Participants color mandalas during the "Free Your Mind" coloring event at Spring Creek Campus.
Participants take advantage of the "Free Your Mind" coloring event organized as the service learning portion of an English 1301 class at Spring Creek Campus.

SERVICE LEARNING TAKES MANY FORMS

(Above) Participants take advantage of the “Free Your Mind” coloring event organized as the service learning portion of an English 1301 class at Spring Creek Campus.

The murmur of the crowd in the Spring Creek Campus atrium was loud enough that Rebecca Landry had to raise her voice slightly to be heard.

“I do Meals on Wheels every year with my dad, but this project is something I really loved doing, so along with that tradition, I think I may start doing this,” Landry said. “It was awesome!”

The second-year Collin College student was discussing her Service Learning project with Allen Community Outreach, packing holiday staples into bags and donor packets with information. A display set up behind her illustrated the work she’d done alongside other students, with a photo of hundreds of food bags lining a shelf and a list of the services available to people Allen and the surrounding cities.

While Landry noted that she has volunteered before, this was not just about feeling good. It was also part of a commitment to Service Learning, a program at Collin College that asks research a community need, partner with a service organization, and apply academic learning objectives in a service project that meets that real community need.

The idea is to help students learn by doing for others, helping foster a sense of civic responsibility that they can carry with them throughout their academic career and beyond. And doing the work helps the students develop social and practical skills while applying academic learning objectives from the course they are taking. The projects are tied into a credit-bearing course and are guided by faculty. Landry was serving the organization as a Service Learning component for the Minority Studies class she’d taken in the fall.

Landry’s display was one of a couple dozen surrounding the atrium fountain, covering Service Learning work in several fields. Students from all of Collin College’s campuses take part in Service Learning and present their findings at Reflections events at the end of each semester.

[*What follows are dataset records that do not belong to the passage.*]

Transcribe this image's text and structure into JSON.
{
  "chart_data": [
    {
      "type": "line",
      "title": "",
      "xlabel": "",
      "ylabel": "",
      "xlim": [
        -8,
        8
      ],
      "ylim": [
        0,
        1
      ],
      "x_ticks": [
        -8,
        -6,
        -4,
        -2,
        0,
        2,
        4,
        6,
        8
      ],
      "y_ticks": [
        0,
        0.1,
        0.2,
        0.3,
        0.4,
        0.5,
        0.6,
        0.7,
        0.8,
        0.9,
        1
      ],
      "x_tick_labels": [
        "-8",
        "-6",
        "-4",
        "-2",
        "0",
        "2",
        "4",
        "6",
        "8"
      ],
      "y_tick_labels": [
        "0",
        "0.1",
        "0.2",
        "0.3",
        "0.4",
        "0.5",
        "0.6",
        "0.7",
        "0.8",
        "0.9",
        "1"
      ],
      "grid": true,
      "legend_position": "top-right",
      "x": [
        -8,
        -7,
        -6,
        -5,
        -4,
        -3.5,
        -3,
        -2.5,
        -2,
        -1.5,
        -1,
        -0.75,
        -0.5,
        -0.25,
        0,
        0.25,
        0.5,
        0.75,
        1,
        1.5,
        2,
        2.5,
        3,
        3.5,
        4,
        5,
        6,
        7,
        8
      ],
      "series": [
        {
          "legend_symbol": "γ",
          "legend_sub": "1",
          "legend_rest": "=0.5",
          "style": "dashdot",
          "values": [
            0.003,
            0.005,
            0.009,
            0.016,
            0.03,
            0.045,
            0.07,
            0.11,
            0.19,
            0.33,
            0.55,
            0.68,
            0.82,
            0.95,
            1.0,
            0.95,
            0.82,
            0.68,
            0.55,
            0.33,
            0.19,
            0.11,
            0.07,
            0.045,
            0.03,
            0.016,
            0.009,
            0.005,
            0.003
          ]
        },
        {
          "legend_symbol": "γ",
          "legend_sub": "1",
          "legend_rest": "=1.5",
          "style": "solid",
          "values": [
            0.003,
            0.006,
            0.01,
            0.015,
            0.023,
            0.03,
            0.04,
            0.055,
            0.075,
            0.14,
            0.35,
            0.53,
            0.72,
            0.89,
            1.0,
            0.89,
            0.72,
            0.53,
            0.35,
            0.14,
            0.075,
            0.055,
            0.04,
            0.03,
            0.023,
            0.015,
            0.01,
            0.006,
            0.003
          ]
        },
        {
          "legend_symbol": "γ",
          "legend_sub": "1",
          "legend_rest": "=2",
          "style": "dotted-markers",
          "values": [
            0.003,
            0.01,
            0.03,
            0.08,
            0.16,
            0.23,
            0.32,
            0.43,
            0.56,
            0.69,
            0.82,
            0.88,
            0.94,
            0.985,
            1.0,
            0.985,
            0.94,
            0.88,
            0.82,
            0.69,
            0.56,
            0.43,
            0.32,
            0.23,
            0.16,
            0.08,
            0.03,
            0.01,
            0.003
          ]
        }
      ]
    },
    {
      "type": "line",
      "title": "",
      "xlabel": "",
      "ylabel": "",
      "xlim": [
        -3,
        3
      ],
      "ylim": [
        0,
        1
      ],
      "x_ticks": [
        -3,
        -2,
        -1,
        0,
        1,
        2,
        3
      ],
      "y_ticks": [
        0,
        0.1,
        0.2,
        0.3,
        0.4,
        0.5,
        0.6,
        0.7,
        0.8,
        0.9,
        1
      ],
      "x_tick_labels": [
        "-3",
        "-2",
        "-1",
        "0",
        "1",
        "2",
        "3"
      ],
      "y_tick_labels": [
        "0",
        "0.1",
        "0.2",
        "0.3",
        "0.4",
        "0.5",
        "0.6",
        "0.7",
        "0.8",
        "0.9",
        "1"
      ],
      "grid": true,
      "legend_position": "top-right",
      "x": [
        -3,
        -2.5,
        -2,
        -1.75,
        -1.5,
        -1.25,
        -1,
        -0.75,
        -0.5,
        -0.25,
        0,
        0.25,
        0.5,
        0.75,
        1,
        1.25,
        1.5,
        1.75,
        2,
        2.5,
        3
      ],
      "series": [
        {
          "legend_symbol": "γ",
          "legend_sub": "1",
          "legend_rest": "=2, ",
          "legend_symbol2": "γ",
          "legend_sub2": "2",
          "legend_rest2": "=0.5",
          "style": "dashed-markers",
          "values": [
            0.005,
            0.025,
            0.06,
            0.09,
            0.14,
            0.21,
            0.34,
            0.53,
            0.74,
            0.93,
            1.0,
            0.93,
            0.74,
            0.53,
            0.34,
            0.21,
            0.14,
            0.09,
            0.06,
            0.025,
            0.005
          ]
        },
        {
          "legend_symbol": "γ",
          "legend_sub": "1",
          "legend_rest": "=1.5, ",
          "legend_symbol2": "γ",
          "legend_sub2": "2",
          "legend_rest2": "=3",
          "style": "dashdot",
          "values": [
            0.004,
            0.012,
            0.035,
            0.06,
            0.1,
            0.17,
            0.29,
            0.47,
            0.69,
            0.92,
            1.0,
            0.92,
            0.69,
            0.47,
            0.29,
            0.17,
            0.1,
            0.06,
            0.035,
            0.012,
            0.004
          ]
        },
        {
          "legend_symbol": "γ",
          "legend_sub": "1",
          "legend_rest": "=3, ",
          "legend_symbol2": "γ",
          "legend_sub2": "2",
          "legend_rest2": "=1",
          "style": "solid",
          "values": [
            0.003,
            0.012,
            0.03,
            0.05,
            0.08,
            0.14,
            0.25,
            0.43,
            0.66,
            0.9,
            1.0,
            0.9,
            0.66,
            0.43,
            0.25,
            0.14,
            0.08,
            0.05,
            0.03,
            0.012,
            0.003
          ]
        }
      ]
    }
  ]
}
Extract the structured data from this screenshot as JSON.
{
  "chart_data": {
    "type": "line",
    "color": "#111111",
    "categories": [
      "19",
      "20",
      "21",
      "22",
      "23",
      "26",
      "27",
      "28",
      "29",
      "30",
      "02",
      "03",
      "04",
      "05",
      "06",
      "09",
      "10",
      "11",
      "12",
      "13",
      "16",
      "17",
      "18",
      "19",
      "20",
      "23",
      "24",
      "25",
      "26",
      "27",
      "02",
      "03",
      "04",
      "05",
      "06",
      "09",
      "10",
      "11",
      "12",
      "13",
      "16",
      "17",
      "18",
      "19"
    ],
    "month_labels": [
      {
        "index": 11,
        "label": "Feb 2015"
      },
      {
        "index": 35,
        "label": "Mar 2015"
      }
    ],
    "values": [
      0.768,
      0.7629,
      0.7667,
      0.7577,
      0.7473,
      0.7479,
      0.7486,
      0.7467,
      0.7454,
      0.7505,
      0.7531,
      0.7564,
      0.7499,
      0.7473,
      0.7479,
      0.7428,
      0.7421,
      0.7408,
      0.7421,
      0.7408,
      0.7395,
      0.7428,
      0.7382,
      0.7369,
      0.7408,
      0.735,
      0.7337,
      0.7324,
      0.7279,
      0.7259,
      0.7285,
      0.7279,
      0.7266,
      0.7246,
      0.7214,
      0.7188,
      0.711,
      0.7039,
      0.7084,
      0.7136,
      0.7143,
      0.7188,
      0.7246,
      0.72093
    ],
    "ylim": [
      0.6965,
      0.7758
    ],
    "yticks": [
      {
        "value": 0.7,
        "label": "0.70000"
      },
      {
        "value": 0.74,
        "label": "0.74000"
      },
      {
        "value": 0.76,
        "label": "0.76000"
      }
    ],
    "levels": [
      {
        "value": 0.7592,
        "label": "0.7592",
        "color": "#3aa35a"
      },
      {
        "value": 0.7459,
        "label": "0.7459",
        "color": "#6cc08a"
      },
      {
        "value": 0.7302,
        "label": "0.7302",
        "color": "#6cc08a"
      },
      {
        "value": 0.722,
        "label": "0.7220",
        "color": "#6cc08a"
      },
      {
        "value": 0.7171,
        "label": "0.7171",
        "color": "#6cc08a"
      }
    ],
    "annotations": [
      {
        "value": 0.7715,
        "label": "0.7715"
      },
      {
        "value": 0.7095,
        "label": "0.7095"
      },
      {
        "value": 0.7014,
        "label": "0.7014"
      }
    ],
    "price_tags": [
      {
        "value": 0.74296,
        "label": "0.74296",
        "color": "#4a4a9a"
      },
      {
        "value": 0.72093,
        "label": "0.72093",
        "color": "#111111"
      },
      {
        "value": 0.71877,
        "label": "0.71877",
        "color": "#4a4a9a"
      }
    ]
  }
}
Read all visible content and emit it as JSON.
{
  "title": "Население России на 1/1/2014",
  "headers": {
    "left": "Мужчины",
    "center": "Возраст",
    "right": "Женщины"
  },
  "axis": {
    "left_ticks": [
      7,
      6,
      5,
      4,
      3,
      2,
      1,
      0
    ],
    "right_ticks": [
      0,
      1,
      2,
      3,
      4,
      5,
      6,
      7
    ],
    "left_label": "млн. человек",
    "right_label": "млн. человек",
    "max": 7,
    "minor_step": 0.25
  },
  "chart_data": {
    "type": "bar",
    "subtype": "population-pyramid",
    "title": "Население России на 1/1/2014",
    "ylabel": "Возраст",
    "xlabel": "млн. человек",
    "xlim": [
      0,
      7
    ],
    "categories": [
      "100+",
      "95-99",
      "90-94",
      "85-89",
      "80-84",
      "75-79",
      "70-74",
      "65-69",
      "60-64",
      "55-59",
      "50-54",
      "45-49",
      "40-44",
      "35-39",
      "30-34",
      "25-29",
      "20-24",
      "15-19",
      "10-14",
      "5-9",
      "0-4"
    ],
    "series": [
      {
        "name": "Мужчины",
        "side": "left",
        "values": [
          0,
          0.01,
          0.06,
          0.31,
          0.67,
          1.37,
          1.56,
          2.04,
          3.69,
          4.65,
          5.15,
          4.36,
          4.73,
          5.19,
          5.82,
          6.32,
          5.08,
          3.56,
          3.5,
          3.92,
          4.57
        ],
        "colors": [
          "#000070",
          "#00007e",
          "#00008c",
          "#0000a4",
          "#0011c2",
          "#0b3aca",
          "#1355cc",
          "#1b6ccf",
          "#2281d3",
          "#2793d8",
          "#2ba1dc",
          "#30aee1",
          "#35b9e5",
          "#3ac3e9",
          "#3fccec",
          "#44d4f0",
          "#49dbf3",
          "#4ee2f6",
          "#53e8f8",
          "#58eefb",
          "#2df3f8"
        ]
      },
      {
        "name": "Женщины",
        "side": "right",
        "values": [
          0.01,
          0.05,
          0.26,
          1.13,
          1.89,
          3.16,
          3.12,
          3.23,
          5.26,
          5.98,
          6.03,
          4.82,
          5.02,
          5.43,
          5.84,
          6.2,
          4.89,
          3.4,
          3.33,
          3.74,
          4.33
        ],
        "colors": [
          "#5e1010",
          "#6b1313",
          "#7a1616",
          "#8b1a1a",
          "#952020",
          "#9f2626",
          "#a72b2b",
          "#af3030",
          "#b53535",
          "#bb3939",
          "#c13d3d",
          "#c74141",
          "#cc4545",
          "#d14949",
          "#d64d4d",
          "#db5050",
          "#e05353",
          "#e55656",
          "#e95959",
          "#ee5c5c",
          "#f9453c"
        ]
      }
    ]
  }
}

Around the corner from Landry, Xzavian Hines discussed his time with Conversation Partners, a group discussion program that allows non-native speakers to develop their English skills.

“Most of it was just setting a comfortable atmosphere and making them as comfortable as possible,” he said, but added that he could see it helping the people in his group.

Hines said he learned about other cultures as well, talking about prescribed topics including marriage, social media and the recent election. He said before the Service Learning project, he had never heard of some of the home countries of people in his group.

Nearby, Andrew Soto, a first-year student was telling people about his class’s project providing coloring book pages for students to use for relieving stress prior to finals. The professor asked the students to bring ideas and they settled on coloring, then did research on the effects of coloring on stress relief.

“We figured that if we could give them a mandala or something else to color, it might trick their minds into focusing on something else and not worrying as much about finals,” he said. “As finals are coming up, a lot of students are stressed out.”

The coloring session, which was held the next day did a brisk business.

Other Service Learning projects at Collin College include the U.S. History Project documenting the experiences of veterans, the Rowlett Tornado Disaster Response observing the sociology of disaster and the rebuilding of communities, and the study of microbiology through the efforts of students in cleaning up city waterways.